A Gabor filter-based CNN for skin cancer classification is proposed in this paper. The proposed system uses two categories of open datasets from SIIM-ISIC and ISIC to detect and delineate tumour regions in the skin of individuals with melanoma, employing a computer-aided system with a graphical user interface. The present study employed Histogram Equalization for contrast enhancement and decomposed skin images into transformed coefficients. Furthermore, histogram coefficients facilitated the extraction of various characteristics, including contrast, homogeneity, energy, correlation, difference entropy, inertia, dissimilarity, and variance. The attributes above were trained and classified using a deep learning Gabor-transform-based classifier to determine whether the captured images correspond to melanoma cases. The results of this study demonstrated a sensitivity (Se) of 98.64%, specificity (Sp) of 98.93%, and an overall accuracy of 98.67%. The results were compared with existing work and found to outperform those of Arvind Kumar Shukla et al. (2025) [25], Abohashish et al. (2025) [26], Al-Rasheed et al. (2023) [11], Khan et al. (2019) [17], and Yu et al. (2017) [12]. Subsequent research endeavours will focus on applying the enhanced model of the proposed methodology to address lung cancer and achieve optimal outcomes.

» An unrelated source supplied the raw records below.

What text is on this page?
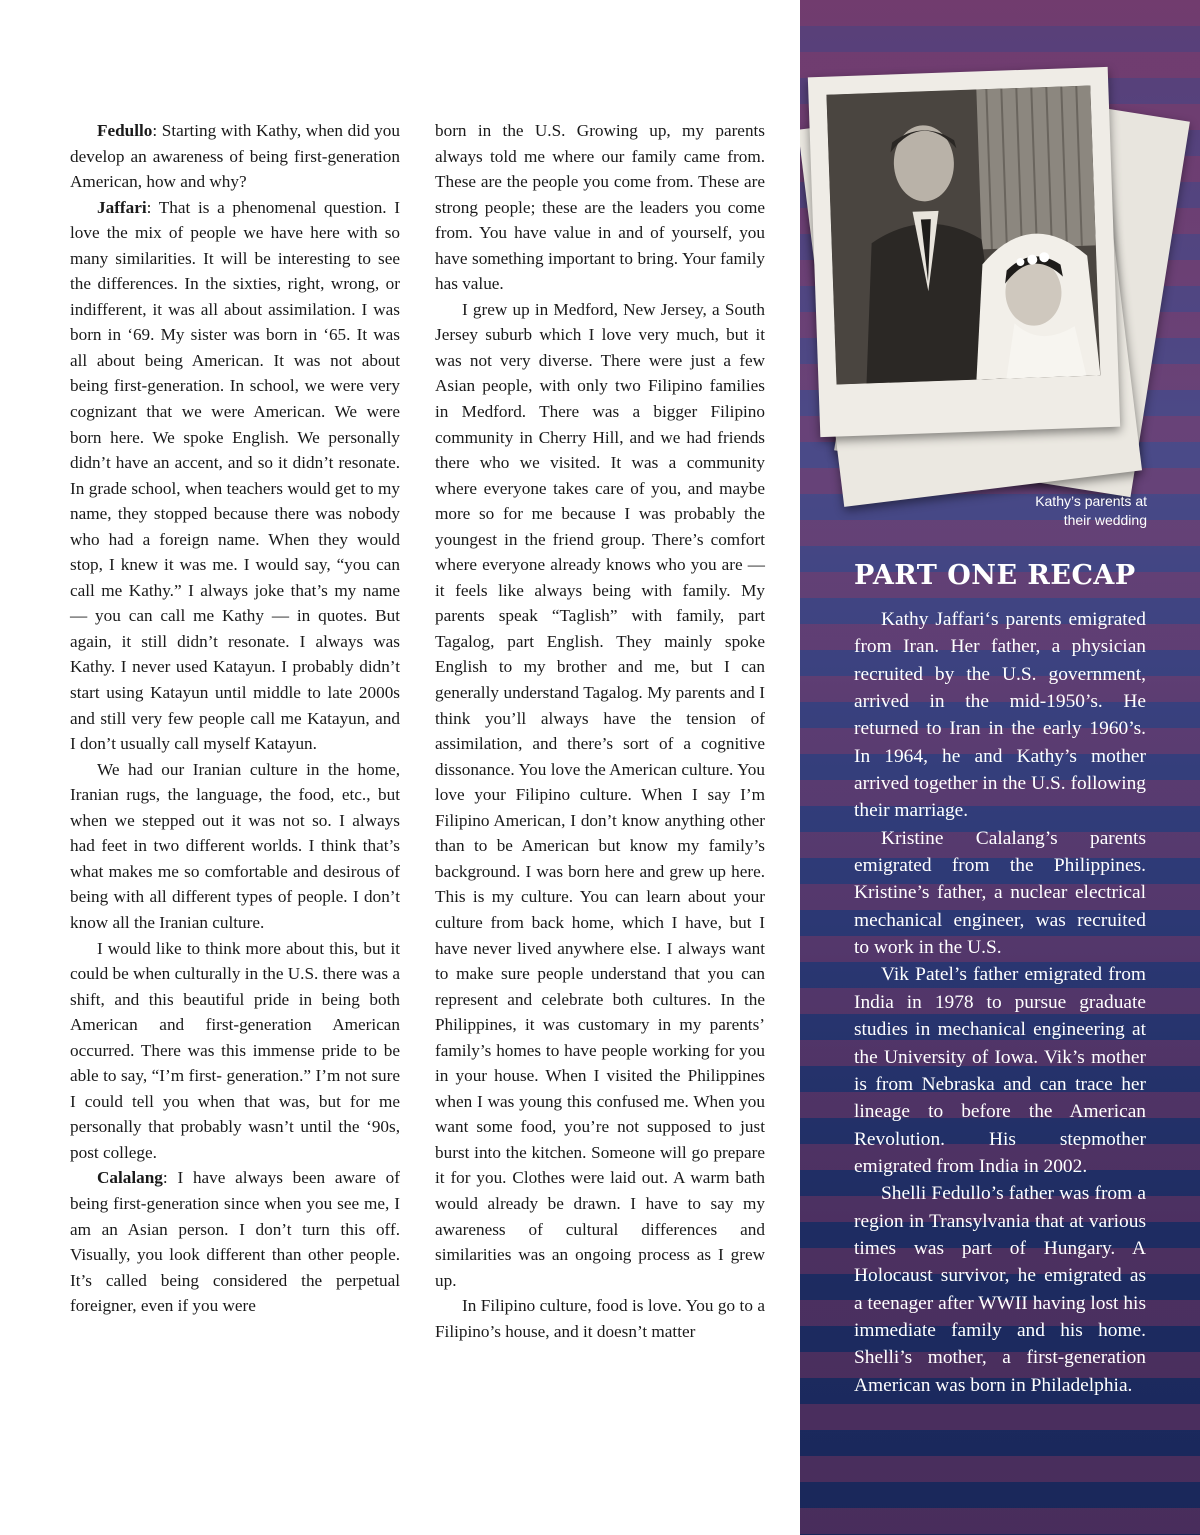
Fedullo: Starting with Kathy, when did you develop an awareness of being first-generation American, how and why?

Jaffari: That is a phenomenal question. I love the mix of people we have here with so many similarities. It will be interesting to see the differences. In the sixties, right, wrong, or indifferent, it was all about assimilation. I was born in ‘69. My sister was born in ‘65. It was all about being American. It was not about being first-generation. In school, we were very cognizant that we were American. We were born here. We spoke English. We personally didn’t have an accent, and so it didn’t resonate. In grade school, when teachers would get to my name, they stopped because there was nobody who had a foreign name. When they would stop, I knew it was me. I would say, “you can call me Kathy.” I always joke that’s my name — you can call me Kathy — in quotes. But again, it still didn’t resonate. I always was Kathy. I never used Katayun. I probably didn’t start using Katayun until middle to late 2000s and still very few people call me Katayun, and I don’t usually call myself Katayun.

We had our Iranian culture in the home, Iranian rugs, the language, the food, etc., but when we stepped out it was not so. I always had feet in two different worlds. I think that’s what makes me so comfortable and desirous of being with all different types of people. I don’t know all the Iranian culture.

I would like to think more about this, but it could be when culturally in the U.S. there was a shift, and this beautiful pride in being both American and first-generation American occurred. There was this immense pride to be able to say, “I’m first- generation.” I’m not sure I could tell you when that was, but for me personally that probably wasn’t until the ‘90s, post college.

Calalang: I have always been aware of being first-generation since when you see me, I am an Asian person. I don’t turn this off. Visually, you look different than other people. It’s called being considered the perpetual foreigner, even if you were

born in the U.S. Growing up, my parents always told me where our family came from. These are the people you come from. These are strong people; these are the leaders you come from. You have value in and of yourself, you have something important to bring. Your family has value.

I grew up in Medford, New Jersey, a South Jersey suburb which I love very much, but it was not very diverse. There were just a few Asian people, with only two Filipino families in Medford. There was a bigger Filipino community in Cherry Hill, and we had friends there who we visited. It was a community where everyone takes care of you, and maybe more so for me because I was probably the youngest in the friend group. There’s comfort where everyone already knows who you are — it feels like always being with family. My parents speak “Taglish” with family, part Tagalog, part English. They mainly spoke English to my brother and me, but I can generally understand Tagalog. My parents and I think you’ll always have the tension of assimilation, and there’s sort of a cognitive dissonance. You love the American culture. You love your Filipino culture. When I say I’m Filipino American, I don’t know anything other than to be American but know my family’s background. I was born here and grew up here. This is my culture. You can learn about your culture from back home, which I have, but I have never lived anywhere else. I always want to make sure people understand that you can represent and celebrate both cultures. In the Philippines, it was customary in my parents’ family’s homes to have people working for you in your house. When I visited the Philippines when I was young this confused me. When you want some food, you’re not supposed to just burst into the kitchen. Someone will go prepare it for you. Clothes were laid out. A warm bath would already be drawn. I have to say my awareness of cultural differences and similarities was an ongoing process as I grew up.

In Filipino culture, food is love. You go to a Filipino’s house, and it doesn’t matter

Kathy’s parents at
their wedding
PART ONE RECAP

Kathy Jaffari‘s parents emigrated from Iran. Her father, a physician recruited by the U.S. government, arrived in the mid-1950’s. He returned to Iran in the early 1960’s. In 1964, he and Kathy’s mother arrived together in the U.S. following their marriage.

Kristine Calalang’s parents emigrated from the Philippines. Kristine’s father, a nuclear electrical mechanical engineer, was recruited to work in the U.S.

Vik Patel’s father emigrated from India in 1978 to pursue graduate studies in mechanical engineering at the University of Iowa. Vik’s mother is from Nebraska and can trace her lineage to before the American Revolution. His stepmother emigrated from India in 2002.

Shelli Fedullo’s father was from a region in Transylvania that at various times was part of Hungary. A Holocaust survivor, he emigrated as a teenager after WWII having lost his immediate family and his home. Shelli’s mother, a first-generation American was born in Philadelphia.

The limitations of this study are as follows.

• The proposed system has not been verified using clinical dermoscopy images; hence, its robustness is not validated in this work, which is identified as the main drawback of this research.
• In this study, only melanoma images are detected, including their affected regions, but severity levels were not determined.

In the future, the performance of the proposed melanoma image detection system can be enhanced by implementing transformer-based classification algorithms, thereby yielding significant improvements in results. Moreover, the clinical dermoscopy images will be evaluated by the proposed system described in this article to assess its robustness in future studies.